The Mayor says that it “overwrites” the existing strands, but I debunked that last time. However, I came up with a new solution that may make at least some more sense. Rather, I remembered that the vast majority of DNA in humans, about 99.9%, is shared. All the rest is what makes each person unique. If you imagine that the parts being switched on and then later removed are separate from these distinct locations, there may be some sense to the explanation. If there’s part of a chromosome that details how to make mitochondria for instance, and it’s epigenetically changed by stress, that could be cut out and replaced with a benign form with a CRISPR-like method by entire natural and organic proteins. Maybe those extra proteins were part of the “activated enzymes” Michiru and Nazuna got.
For how almost-correct most of the science in this show was, this line was plain wrong.
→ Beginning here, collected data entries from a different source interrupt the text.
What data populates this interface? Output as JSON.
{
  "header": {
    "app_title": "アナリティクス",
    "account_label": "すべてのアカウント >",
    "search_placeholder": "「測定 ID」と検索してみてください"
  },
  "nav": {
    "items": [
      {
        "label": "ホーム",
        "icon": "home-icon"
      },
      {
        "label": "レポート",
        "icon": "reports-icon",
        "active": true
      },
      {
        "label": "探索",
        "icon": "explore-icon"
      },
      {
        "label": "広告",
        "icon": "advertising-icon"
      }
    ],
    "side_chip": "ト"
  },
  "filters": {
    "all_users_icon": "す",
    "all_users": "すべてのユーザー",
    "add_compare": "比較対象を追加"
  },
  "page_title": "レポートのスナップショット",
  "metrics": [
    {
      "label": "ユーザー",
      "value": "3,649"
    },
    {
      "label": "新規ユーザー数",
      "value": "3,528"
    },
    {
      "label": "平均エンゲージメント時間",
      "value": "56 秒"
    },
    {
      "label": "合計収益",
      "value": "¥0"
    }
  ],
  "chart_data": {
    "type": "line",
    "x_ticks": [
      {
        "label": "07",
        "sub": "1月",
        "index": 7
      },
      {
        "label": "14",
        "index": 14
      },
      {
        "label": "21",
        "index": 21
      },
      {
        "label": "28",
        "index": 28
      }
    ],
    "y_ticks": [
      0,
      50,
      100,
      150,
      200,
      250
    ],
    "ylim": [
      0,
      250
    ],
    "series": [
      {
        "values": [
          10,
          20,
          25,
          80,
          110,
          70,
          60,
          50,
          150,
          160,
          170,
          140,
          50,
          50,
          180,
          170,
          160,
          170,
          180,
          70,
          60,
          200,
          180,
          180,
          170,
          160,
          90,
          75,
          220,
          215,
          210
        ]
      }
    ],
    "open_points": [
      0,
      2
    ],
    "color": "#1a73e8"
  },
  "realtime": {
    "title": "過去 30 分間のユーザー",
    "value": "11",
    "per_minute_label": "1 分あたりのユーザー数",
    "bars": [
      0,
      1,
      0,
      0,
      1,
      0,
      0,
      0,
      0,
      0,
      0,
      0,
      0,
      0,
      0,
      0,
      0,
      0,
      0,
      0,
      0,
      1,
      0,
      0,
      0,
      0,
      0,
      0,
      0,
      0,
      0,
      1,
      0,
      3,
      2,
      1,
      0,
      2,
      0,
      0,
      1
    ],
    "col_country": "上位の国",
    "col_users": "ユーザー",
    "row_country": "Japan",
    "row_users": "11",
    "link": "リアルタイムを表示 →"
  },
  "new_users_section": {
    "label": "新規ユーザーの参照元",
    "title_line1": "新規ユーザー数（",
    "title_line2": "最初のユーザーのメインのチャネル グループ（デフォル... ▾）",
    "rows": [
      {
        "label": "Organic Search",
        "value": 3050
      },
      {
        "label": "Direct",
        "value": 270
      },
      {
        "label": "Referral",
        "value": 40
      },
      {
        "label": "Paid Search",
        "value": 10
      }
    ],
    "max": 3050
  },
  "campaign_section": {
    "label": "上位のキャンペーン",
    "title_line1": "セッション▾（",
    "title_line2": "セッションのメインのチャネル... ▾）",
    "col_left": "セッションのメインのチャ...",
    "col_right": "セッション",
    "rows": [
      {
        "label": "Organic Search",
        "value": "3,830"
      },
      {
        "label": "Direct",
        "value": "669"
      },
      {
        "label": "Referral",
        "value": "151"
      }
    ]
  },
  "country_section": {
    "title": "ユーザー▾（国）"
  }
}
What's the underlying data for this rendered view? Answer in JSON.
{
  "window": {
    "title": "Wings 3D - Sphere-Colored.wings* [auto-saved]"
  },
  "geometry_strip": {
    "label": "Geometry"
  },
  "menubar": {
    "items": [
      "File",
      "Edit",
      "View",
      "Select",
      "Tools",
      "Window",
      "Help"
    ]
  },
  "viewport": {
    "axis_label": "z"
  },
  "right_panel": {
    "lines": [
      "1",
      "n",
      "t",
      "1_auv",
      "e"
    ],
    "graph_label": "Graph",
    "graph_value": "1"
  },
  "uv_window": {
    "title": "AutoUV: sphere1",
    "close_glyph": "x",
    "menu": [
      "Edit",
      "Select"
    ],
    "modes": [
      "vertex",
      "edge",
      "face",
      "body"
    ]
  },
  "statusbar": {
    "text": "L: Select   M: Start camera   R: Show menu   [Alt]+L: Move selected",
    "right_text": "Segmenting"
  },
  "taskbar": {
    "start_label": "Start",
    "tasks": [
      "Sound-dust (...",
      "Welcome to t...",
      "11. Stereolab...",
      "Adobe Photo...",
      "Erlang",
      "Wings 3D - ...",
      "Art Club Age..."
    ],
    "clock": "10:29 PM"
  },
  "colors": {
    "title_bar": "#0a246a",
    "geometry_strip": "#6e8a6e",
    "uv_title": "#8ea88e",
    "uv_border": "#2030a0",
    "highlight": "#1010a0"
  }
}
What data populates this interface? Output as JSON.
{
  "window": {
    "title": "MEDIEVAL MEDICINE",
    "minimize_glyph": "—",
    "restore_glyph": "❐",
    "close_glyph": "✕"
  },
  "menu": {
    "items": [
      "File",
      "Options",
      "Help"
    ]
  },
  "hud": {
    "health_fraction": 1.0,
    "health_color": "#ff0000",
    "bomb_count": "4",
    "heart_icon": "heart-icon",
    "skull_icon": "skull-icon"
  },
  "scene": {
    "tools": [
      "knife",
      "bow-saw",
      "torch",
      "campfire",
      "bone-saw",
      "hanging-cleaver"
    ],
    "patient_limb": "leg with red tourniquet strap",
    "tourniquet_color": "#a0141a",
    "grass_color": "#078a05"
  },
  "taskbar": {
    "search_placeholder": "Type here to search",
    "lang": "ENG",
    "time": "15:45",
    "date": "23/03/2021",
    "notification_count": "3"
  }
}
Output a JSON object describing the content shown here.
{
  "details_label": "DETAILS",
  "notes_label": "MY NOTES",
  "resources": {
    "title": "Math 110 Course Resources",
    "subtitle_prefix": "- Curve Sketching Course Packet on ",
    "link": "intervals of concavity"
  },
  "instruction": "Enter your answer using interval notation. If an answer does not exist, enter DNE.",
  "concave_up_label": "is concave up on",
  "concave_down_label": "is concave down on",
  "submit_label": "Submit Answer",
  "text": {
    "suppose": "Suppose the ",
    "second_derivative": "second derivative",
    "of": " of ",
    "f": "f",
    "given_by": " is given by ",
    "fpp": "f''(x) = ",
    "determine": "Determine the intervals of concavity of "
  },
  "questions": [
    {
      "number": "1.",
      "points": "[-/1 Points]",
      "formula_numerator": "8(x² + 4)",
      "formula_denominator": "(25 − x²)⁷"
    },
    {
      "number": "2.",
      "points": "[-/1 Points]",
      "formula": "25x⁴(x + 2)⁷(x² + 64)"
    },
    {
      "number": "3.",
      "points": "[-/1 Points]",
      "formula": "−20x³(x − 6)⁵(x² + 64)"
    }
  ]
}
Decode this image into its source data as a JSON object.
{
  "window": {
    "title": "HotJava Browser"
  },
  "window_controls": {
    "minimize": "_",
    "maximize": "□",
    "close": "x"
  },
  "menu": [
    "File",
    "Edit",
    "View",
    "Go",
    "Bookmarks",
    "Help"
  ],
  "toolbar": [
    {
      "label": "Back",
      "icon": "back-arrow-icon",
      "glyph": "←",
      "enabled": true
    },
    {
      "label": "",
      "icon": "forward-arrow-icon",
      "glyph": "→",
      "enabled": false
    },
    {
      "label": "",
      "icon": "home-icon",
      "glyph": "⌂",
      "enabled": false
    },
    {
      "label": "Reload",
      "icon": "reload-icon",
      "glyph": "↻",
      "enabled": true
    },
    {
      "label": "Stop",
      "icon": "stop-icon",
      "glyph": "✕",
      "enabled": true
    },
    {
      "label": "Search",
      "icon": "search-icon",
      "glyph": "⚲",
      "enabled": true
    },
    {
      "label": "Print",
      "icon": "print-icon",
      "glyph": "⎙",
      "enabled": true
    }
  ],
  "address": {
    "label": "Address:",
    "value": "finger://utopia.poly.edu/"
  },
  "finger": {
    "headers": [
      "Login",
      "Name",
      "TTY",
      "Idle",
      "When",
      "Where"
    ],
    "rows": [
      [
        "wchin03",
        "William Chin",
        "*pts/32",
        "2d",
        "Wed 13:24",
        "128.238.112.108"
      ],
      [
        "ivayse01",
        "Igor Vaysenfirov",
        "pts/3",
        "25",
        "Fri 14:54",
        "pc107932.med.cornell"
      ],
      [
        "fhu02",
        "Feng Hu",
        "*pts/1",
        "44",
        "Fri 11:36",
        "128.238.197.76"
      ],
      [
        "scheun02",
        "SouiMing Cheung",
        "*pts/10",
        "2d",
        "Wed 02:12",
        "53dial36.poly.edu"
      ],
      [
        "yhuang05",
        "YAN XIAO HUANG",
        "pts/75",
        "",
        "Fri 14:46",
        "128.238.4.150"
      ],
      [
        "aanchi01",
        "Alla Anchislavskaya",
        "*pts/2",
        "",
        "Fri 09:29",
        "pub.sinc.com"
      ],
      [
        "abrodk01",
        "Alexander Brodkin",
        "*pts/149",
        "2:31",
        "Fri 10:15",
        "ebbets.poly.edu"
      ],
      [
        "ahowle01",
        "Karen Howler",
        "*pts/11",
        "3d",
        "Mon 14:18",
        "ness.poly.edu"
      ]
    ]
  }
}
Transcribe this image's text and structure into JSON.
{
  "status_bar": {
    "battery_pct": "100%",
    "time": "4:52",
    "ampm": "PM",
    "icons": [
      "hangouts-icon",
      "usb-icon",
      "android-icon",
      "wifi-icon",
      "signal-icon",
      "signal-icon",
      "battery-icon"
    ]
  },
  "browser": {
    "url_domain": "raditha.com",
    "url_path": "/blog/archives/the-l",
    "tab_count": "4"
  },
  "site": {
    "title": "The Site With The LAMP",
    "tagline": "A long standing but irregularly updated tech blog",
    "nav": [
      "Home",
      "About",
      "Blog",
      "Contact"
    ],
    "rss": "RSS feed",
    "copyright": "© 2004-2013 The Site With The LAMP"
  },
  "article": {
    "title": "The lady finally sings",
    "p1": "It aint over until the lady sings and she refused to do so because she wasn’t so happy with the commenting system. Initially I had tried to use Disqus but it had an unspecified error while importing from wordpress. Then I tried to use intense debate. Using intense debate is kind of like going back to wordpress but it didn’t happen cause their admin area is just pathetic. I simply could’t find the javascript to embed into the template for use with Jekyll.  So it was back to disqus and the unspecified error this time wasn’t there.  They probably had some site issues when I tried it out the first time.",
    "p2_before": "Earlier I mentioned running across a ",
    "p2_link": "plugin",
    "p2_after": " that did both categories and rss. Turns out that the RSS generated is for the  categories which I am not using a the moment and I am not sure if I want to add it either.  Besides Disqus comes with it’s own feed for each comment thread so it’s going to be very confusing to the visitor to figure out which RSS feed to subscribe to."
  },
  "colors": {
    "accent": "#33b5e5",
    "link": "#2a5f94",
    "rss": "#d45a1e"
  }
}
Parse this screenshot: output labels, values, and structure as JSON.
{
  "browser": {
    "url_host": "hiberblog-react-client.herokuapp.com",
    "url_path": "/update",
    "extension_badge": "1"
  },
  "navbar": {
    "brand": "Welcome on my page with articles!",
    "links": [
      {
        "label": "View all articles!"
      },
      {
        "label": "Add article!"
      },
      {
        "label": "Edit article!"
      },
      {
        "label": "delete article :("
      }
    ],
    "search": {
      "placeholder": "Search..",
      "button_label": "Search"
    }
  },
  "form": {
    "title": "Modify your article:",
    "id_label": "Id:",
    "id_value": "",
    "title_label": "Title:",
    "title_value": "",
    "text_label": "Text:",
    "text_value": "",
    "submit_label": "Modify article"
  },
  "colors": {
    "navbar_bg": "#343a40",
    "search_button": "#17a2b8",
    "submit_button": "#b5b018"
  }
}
They didn’t even need to include that term. I’m chalking it up to Shirou the character not being a scientist and just pretending like he understands.
Michiru/Shirou/Nazuna’s character development
Being honest here, I drafted this post weeks ago but didn’t do this part, and now my brain’s out of juice. But each of them I felt had just the right amount of static and dynamic parts. Michiru was correct about everything she said regarding Nazuna, but had to learn how to apply her thoughts inward and consider her own life from an outside perspective. Shirou is hard to write, as nobody living can truly relate to an immortal, but given his entire history and how it was only less than a hundred years prior that he swore off transforming and murder, his slow change to accepting humans like Michiru and becoming more open was justified. Nazuna I’ve touched upon previously, but she went way too hard in on her noble dream of being an idol to help and inspire others, and while that part of her hasn’t changed, she’s gone back to being the friendly and trusting person she was, but now with more self-confidence.